SSE4 has PMAXSD
or PMAXUD
for 32 bit signed/unsigned integers, which might be useful.
SSE2 has MAXPD
and MAXSD
which compare between and across pairs of doubles, so you follow n/2-1 MAXPDs with one MAXSD to get the max of a vector of n, with the usual interlacing of loads and operations.

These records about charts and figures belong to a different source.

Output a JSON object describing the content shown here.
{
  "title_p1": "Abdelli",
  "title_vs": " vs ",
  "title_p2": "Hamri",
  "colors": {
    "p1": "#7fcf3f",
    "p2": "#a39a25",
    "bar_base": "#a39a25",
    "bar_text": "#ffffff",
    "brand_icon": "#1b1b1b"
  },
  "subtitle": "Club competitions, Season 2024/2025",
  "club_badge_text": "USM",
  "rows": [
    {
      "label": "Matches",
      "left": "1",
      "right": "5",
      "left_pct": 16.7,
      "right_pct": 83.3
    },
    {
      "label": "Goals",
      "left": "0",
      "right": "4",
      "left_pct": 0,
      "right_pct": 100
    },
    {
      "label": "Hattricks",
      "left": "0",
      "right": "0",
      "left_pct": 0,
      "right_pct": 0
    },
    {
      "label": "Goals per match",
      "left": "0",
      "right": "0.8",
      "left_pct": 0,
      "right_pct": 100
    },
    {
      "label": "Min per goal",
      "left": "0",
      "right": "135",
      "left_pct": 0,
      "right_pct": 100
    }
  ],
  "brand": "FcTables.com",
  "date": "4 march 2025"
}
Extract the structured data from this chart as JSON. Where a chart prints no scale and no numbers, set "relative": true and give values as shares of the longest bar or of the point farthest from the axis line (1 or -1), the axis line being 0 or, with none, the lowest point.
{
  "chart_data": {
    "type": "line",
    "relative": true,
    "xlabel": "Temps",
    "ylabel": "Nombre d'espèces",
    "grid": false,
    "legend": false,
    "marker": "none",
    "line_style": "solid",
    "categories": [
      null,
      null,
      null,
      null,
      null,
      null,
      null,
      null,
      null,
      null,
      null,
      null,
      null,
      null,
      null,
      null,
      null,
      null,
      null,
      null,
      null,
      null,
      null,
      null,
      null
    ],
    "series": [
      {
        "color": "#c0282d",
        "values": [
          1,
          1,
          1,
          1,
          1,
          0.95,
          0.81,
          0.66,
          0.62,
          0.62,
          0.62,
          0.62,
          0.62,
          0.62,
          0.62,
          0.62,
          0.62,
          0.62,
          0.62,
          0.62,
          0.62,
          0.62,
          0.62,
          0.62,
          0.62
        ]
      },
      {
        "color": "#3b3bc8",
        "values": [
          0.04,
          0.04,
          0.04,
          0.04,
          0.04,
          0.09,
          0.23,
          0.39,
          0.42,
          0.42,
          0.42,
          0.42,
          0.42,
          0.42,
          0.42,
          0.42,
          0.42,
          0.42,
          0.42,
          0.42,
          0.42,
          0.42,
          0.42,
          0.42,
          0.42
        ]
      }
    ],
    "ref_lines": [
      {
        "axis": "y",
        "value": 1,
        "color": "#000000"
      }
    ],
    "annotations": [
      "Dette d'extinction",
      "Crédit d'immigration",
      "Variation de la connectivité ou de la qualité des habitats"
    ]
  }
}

There are MIN equivalents of the above.
For the double case, you're probably not going to do better in assembler than a half-decent C++ compiler in SSE mode:
peregrino:$ g++ -O3 src/min_max.cpp -o bin/min_max
peregrino:$ g++ -O3 -msse4 -mfpmath=sse src/min_max.cpp -o bin/min_max_sse
peregrino:$ time bin/min_max
0,40
real 0m0.874s
user 0m0.796s
sys 0m0.004s
peregrino:$ time bin/min_max_sse
0,40
real 0m0.457s
user 0m0.404s
sys 0m0.000s
where min_max computes min and max of an array of 500 doubles 100,000 times using a naive loop:
bool min_max ( double array[], size_t len, double& min, double& max )
{
double min_value = array [ 0 ];
double max_value = array [ 0 ];
for ( size_t index = 1; index < len; ++index ) {
if ( array [ index ] < min_value ) min_value = array [ index ];
if ( array [ index ] > max_value ) max_value = array [ index ];
}
min = min_value;
max = max_value;
}
In response to part two, the traditional optimisation to remove branching from a max operation is to compare the values, get the flag as a single bit ( giving 0 or 1 ), subtract one ( giving 0 or 0xffff_ffff) and 'and' it with the xor of the two possible results, so you get the equivalent of ( a > best ? ( current_index ^ best_index ) : 0 ) ^ best_index )
. I doubt there's a simple SSE way of doing that, simply because SSE tends to operate on packed values rather than tagged values; there are some horizontal index operations, so you could try finding the max, then subtracting that from all elements in the original vector, then gather the sign bit, and the zero signed one would correspond to the index of the max, but that would probably not be an improvement unless you were using shorts or bytes.